Gli argentini si resero conto che non avevano la cultura tecnico-specifica adeguata per poter rispondere in maniera argomentata. Nestor Kirchner era furibondo. Guillermo mi raccontava che “dava l’impressione di essere uno messo all’angolo; ammetteva di non aver capito niente ma allo stesso tempo andava in giro a dire ci hanno preso per degli indiani con la piuma in testa e si presentano da noi con gli specchietti magici, una frase che aveva fatto il giro della classe politica. Ma Cristina, invece, che non aveva incarichi di responsabilità, ma aveva il potere sul capo del governo che esercitava in camera da letto, ebbe una fulminante intuizione. Convinse il marito a darle carta bianca per trovare le persone giuste, nel frattempo che acquistasse tempo con gli europei. Ed è quello che fecero”.

Cristina si fa un giro internazionale e si rivolge a Joseph Stieglitz, ma non si capiscono. 

Si fa presentare a Paul Krugman, il quale le spiega che essendo il responsabile dell’economia per la elezione di Obama (eravamo tra il 2005 e il 2006) non poteva occuparsi della questione, ma le consiglia vivamente Christina Rohmer, una sua allieva, divenuta ordinario di economia finanziaria applicata all’università di Berkeley in California. Cristina la chiama e si piacciono subito, anche perché la Rohmer era diventata bilingue e parlava perfettamente lo spagnolo. E così, Cristina (l’argentina) vola a San Francisco e si incontra per dieci giorni con la Christina (l’americana). Chiudono un accordo. Ritorna in patria e comunica al marito l’esito, ma lui non ne vuole sapere perché odia gli statunitensi dato che loro avevano appoggiato la dittatura militare 15 anni prima. Ma lui era molto innamorato e lei lo convince, nonostante avesse tutto il partito contro.

Mi raccontava Guillermo “Lì si è giocata la sua carriera politica. Un mese dopo, arriva la Rohmer con 12 consulenti personali al seguito, piuttosto giovani, tutti bilingui. Ma c’era soltanto un economista, tutti gli altri erano esperti in diritto internazionale, diritto finanziario, diritto legale tra nazioni. Si sono chiusi in un ufficio e lì per quindici giorni, insieme ai consulenti del governo argentino hanno letto e spulciato tutte le proposte della Banca Mondiale, della BCE e del Fondo Monetario Internazionale. Un mese dopo convocano la riunione con gli europei. Io stavo lì. Il gruppo dei consulenti (soltanto tre parteciparono) vennero presentati come personalità di governo.
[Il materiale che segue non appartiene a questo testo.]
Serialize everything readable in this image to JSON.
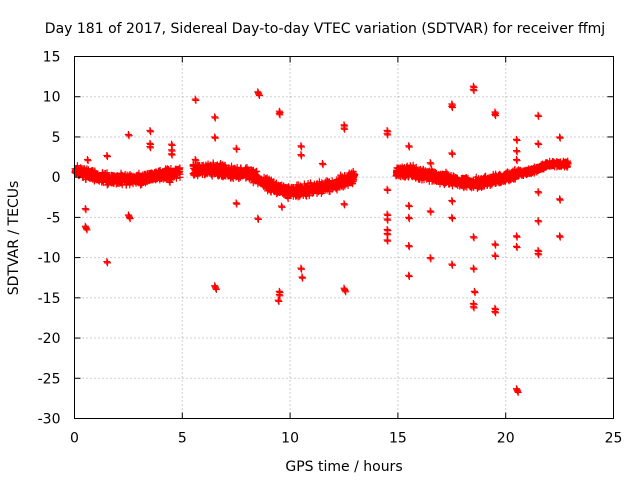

Si comincia la riunione e a un certo punto, dopo un segnale, uno degli uomini della Rohmer prende la parola e comincia a contestare i punti uno per uno, spiegando perché non funzionavano ed erano illegali. Inizia una discussione che si protrae davvero molto a lungo. Gli europei decidono di rimanere altri due giorni invece di un solo pomeriggio. E il giorno dopo ricominciano. Finchè al terzo giorno, alla fine gli europei chiedono: insomma, che cosa avete intenzione di fare? E allora viene consegnato il piano della Rohmer. Gli europei lo bocciano subito dicendo che è una follia che distruggerà il paese in due anni. Loro tengono duro. Inizia un battibecco. Alla fine uno dei tre minaccia gli europei: avete violato dei comma specifici del diritto internazionale e adesso ve lo dimostriamo; come stato sovrano noi siamo in grado di poter denunciare al tribunale internazionale dell’Aja la BCE. Vi facciamo causa per 50 miliardi di euro, per voi è una cifra ridicola, a noi ci basta. Ricominciano a discutere. La mattina dopo, gli europei accettano le condizioni argentine”.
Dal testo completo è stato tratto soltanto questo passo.